P3. Two options. Continue directly up the main crack system on steep 5.8 climbing on quality rock (reminiscent of Russian Arete), evidently pulling through a 5.9 bulge in a wide chimney section before a ledge. Option two... climb the hand crack that starts about 10 feet to your right on the P2 belay ledge. This crack (5.9+) pulls through some bulges and gets thin in a few spots. The climbing is a lot of fun, but its definitely a bit dirty and bushy in spots. If you choose this right crack variation, climb until it starts getting chossy (before a roof section) then traverse back left to a ledge. Same belay ledge for both variations - about 50 meters from the top of P2.

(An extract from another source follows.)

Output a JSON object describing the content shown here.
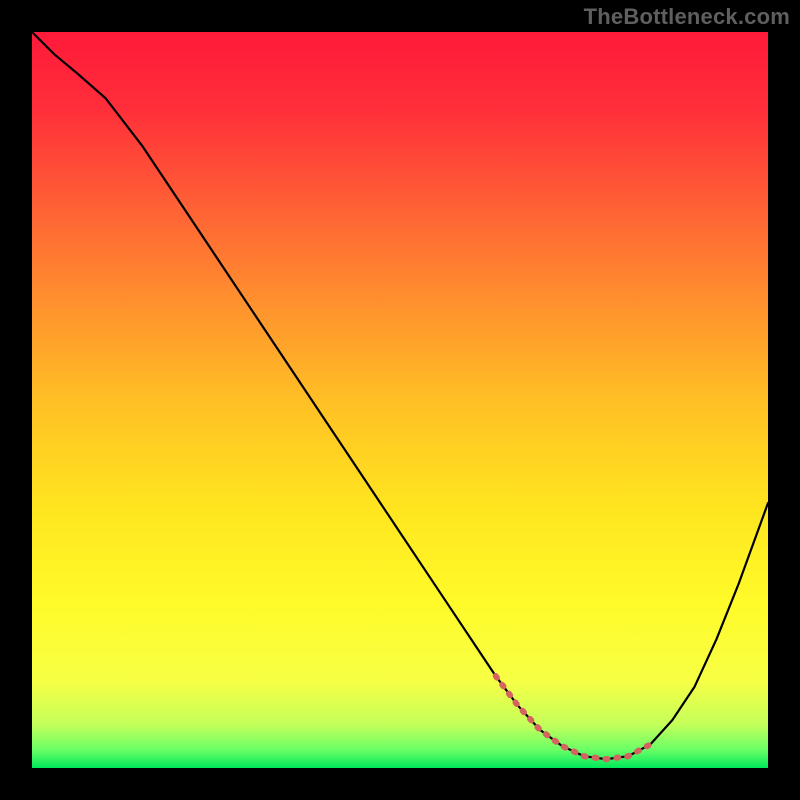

P4. A bit chossy but not too bad. At 5.8ish, it climbs a series of wide chimneys. There are a few spots you can move right on the face and avoid the wideness. At the top of the pitch where it looks like the crack takes you under a roof, move out right and exit on the large terrace above.
From this upper terrace, you can either hike back out to the rim proper (via a short gully as you look up and right), or climb any number of cracks and single pitch lines at will bring you to the rim. There are a quite a few nice lines in the 5.8 to 5.11 range if you're willing to wander around the upper tier.
Head to the Narrows Overlook and locate the route. Its the obvious left-facing dihedral splitting the upper tier of rock. Once you have found the route and know what youre looking for, head down the Prisoner of Your Hairdo Gully for about 15 minutes or so, passing a small isolated rock buttress in the gully, looking right for the large terrace that you will start the route from. Do not try and traverse right onto the terrace too soon (you will end up bushwhacking and scrambling through a tangled mess)
instead head down the gully a little further until you find a good location to head right and scramble up to the terrace. Remember, youre climbing in the upper part of the gully
youre not descending nearly as far as the start of Lost Cities. This approach sucks real bad, but the route is worth it.
It's nice to have a few small TCUs and doubles from yellow TCU to #4 Camalot, one set of stoppers.
BETA PHOTO: From the base. Quite a bit more than 20 minutes, e...
BETA PHOTO: Gives a feel for the middle pitches. Photo: Rober...
By Jay 1975
Sep 2, 2014
Stays shady till about 1 pm! Good hands all over this route. Nice shorter outing.
By Frank Robertson
From: Ridgway, CO
Jul 8, 2016
Approach is steeper than SOB, looser and more poison ivy than either SOB or Cruise. Corner gets shade until noon in June / good rock where it counts.